I think that if I had to choose then Bronwyn would have been my favourite character and the one I could associate with the most. She feels under pressure from her parents to perform well at school, and to follow in their footsteps at Yale. She also feels the weight of her conscience and has been living in fear of someone finding out her secret, knowing that she should have done the right thing long before now. She has accepted her fate, whatever it may be, and is now determined to make sure Nate doesn’t pay the price for someone else’s crime. He has always had a soft spot for Bronwyn, not that he’d ever tell her, and knows full well that they will try and make him out to be the killer. All he has been trying to do is make ends meet, and he tries to give off the impression that he doesn’t really care what happens to him, even though he is slowly lowering his barriers when it comes to Bronwyn.

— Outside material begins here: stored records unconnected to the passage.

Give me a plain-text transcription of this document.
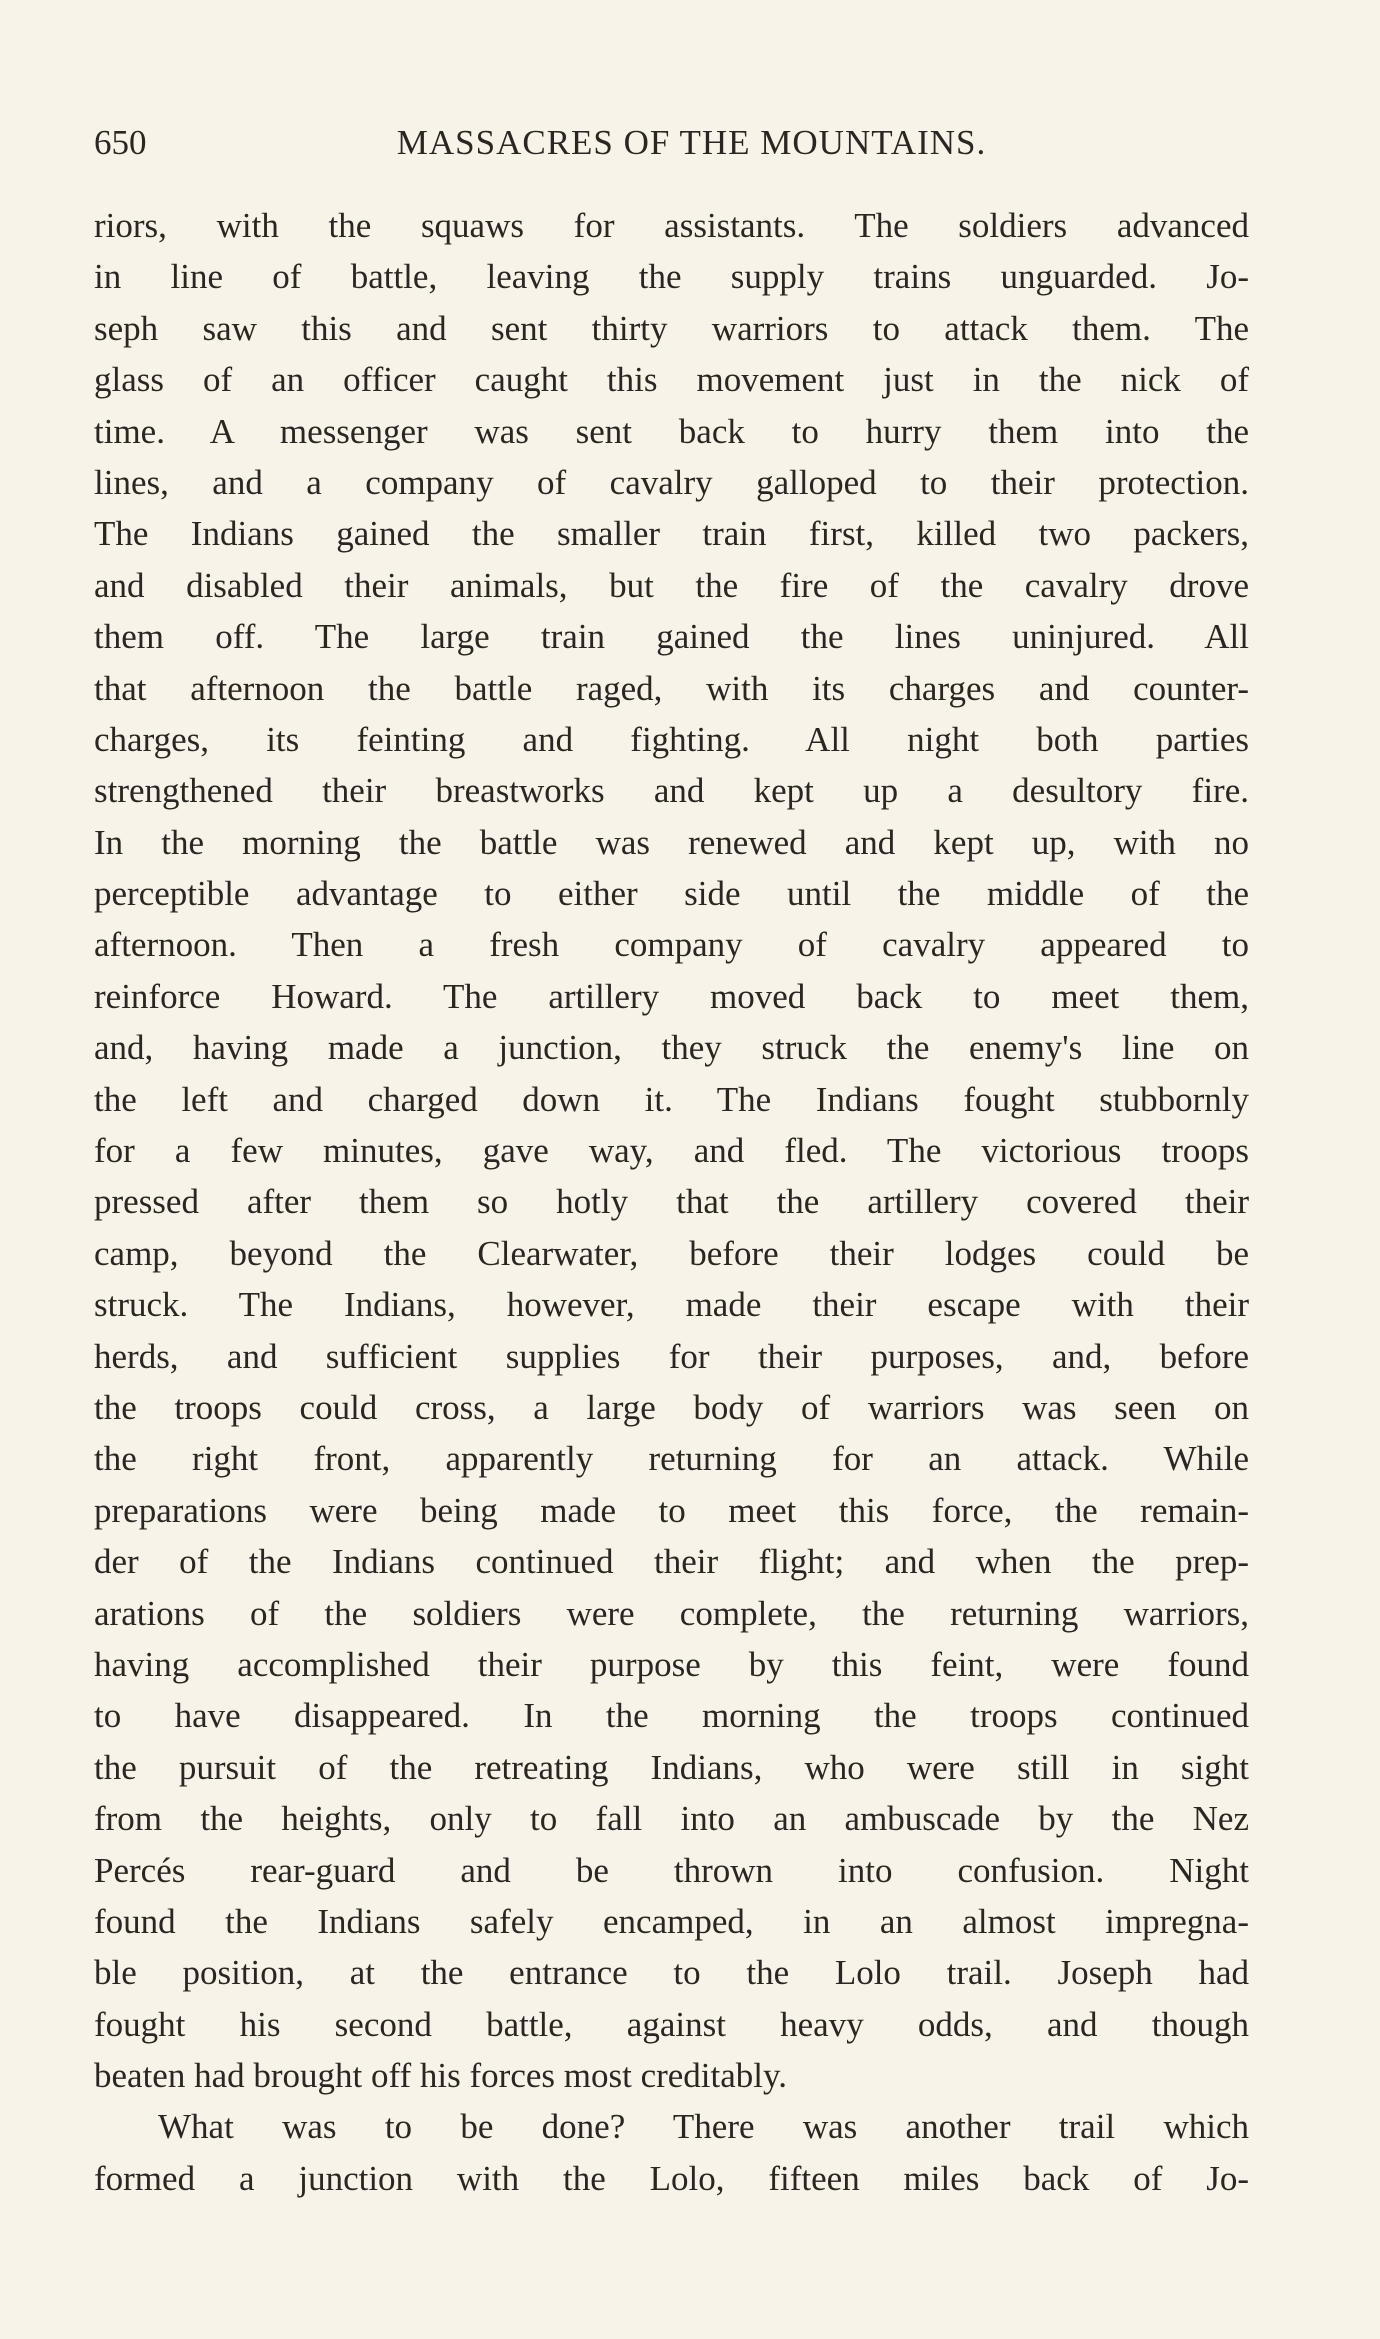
650	MASSACRES OF THE MOUNTAINS.
riors, with the squaws for assistants. The soldiers advanced
in line of battle, leaving the supply trains unguarded. Jo-
seph saw this and sent thirty warriors to attack them. The
glass of an officer caught this movement just in the nick of
time. A messenger was sent back to hurry them into the
lines, and a company of cavalry galloped to their protection.
The Indians gained the smaller train first, killed two packers,
and disabled their animals, but the fire of the cavalry drove
them off. The large train gained the lines uninjured. All
that afternoon the battle raged, with its charges and counter-
charges, its feinting and fighting. All night both parties
strengthened their breastworks and kept up a desultory fire.
In the morning the battle was renewed and kept up, with no
perceptible advantage to either side until the middle of the
afternoon. Then a fresh company of cavalry appeared to
reinforce Howard. The artillery moved back to meet them,
and, having made a junction, they struck the enemy's line on
the left and charged down it. The Indians fought stubbornly
for a few minutes, gave way, and fled. The victorious troops
pressed after them so hotly that the artillery covered their
camp, beyond the Clearwater, before their lodges could be
struck. The Indians, however, made their escape with their
herds, and sufficient supplies for their purposes, and, before
the troops could cross, a large body of warriors was seen on
the right front, apparently returning for an attack. While
preparations were being made to meet this force, the remain-
der of the Indians continued their flight; and when the prep-
arations of the soldiers were complete, the returning warriors,
having accomplished their purpose by this feint, were found
to have disappeared. In the morning the troops continued
the pursuit of the retreating Indians, who were still in sight
from the heights, only to fall into an ambuscade by the Nez
Percés rear-guard and be thrown into confusion. Night
found the Indians safely encamped, in an almost impregna-
ble position, at the entrance to the Lolo trail. Joseph had
fought his second battle, against heavy odds, and though
beaten had brought off his forces most creditably.
What was to be done? There was another trail which
formed a junction with the Lolo, fifteen miles back of Jo-
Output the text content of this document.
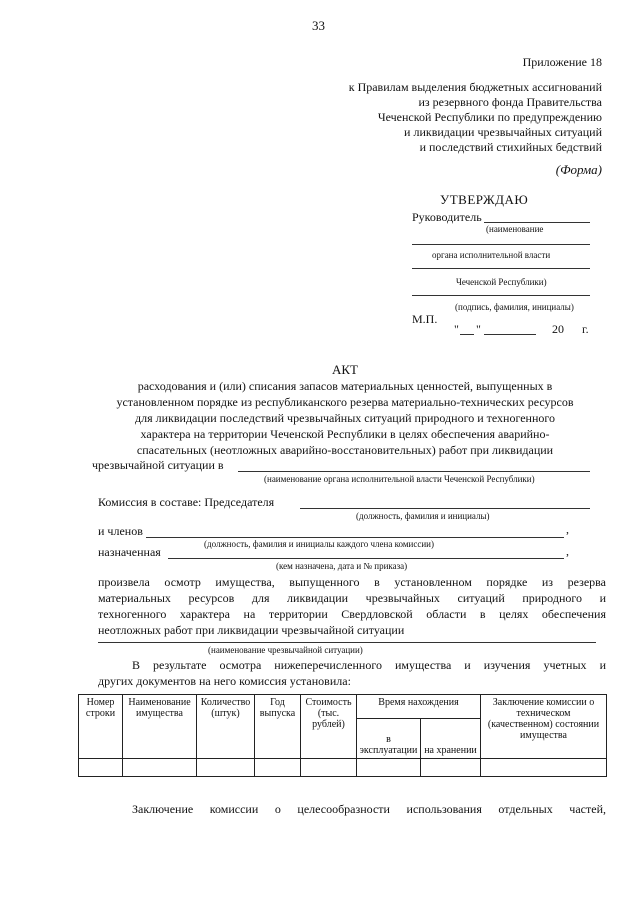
33
Приложение 18
к Правилам выделения бюджетных ассигнований
из резервного фонда Правительства
Чеченской Республики по предупреждению
и ликвидации чрезвычайных ситуаций
и последствий стихийных бедствий
(Форма)
УТВЕРЖДАЮ
Руководитель
(наименование
органа исполнительной власти
Чеченской Республики)
(подпись, фамилия, инициалы)
М.П.
" "	20 г.
АКТ
расходования и (или) списания запасов материальных ценностей, выпущенных в
установленном порядке из республиканского резерва материально-технических ресурсов
для ликвидации последствий чрезвычайных ситуаций природного и техногенного
характера на территории Чеченской Республики в целях обеспечения аварийно-
спасательных (неотложных аварийно-восстановительных) работ при ликвидации
чрезвычайной ситуации в
(наименование органа исполнительной власти Чеченской Республики)
Комиссия в составе: Председателя
(должность, фамилия и инициалы)
и членов	,
(должность, фамилия и инициалы каждого члена комиссии)
назначенная	,
(кем назначена, дата и № приказа)
произвела осмотр имущества, выпущенного в установленном порядке из резерва
материальных ресурсов для ликвидации чрезвычайных ситуаций природного и
техногенного характера на территории Свердловской области в целях обеспечения
неотложных работ при ликвидации чрезвычайной ситуации
(наименование чрезвычайной ситуации)
В результате осмотра нижеперечисленного имущества и изучения учетных и
других документов на него комиссия установила:
Номер строки	Наименование имущества	Количество (штук)	Год выпуска	Стоимость (тыс. рублей)	Время нахождения		Заключение комиссии о техническом (качественном) состоянии имущества
					в эксплуатации	на хранении	

Заключение комиссии о целесообразности использования отдельных частей,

As for Addy, she has been so dependent on her boyfriend that she has failed to see how he gradually chipped away at her, shaping her into the ideal girlfriend that he wanted. It ranges from small things such as telling her how to wear her hair, to bigger things like deciding where they go and when. Without him, she is no longer sure who she is, but I admired her inner strength and steely resolve to become her own person and not care what anyone thinks of her anymore. Cooper is a little slower at finding this sense of self, preferring to bluff his way out of the accusations and stay silent whenever anyone asks him. This is because he is hiding a deeper secret that he wants to stay private, being scared of opening himself up to the looks and comments which are sure to follow. Nevertheless, he supports Addy when everyone else gives her the cold shoulder, proving that his heart is in the right place and that he can be depended upon.

I grew to love the entire cast of characters, and the way in which this mystery is solved piece by piece. Each perspective advances the plot and helps us to learn more about their lives and any interaction they might have had with Simon, as well as featuring snippets from the mysterious Tumblr blog that starts up following his death, revealing all their unpublished secrets that had been waiting to go live. The way the tension builds up is slow and subtle, until you just have to know what really happened that day, and find out what will happen to each character now their truths are out in the open. This is a stellar example of young adult literature and I couldn’t be more excited for McManus’ next novel to follow this stunning debut.

An exceptional debut novel with a brilliant sense of character, this book will blow you away and leave you wanting more. The mystery is all-engrossing and I could barely put the book down until I had read every last page, with the ending being well written and satisfying given the increasing tension. I loved every character, and have put Karen McManus straight to the top of my most watched authors list.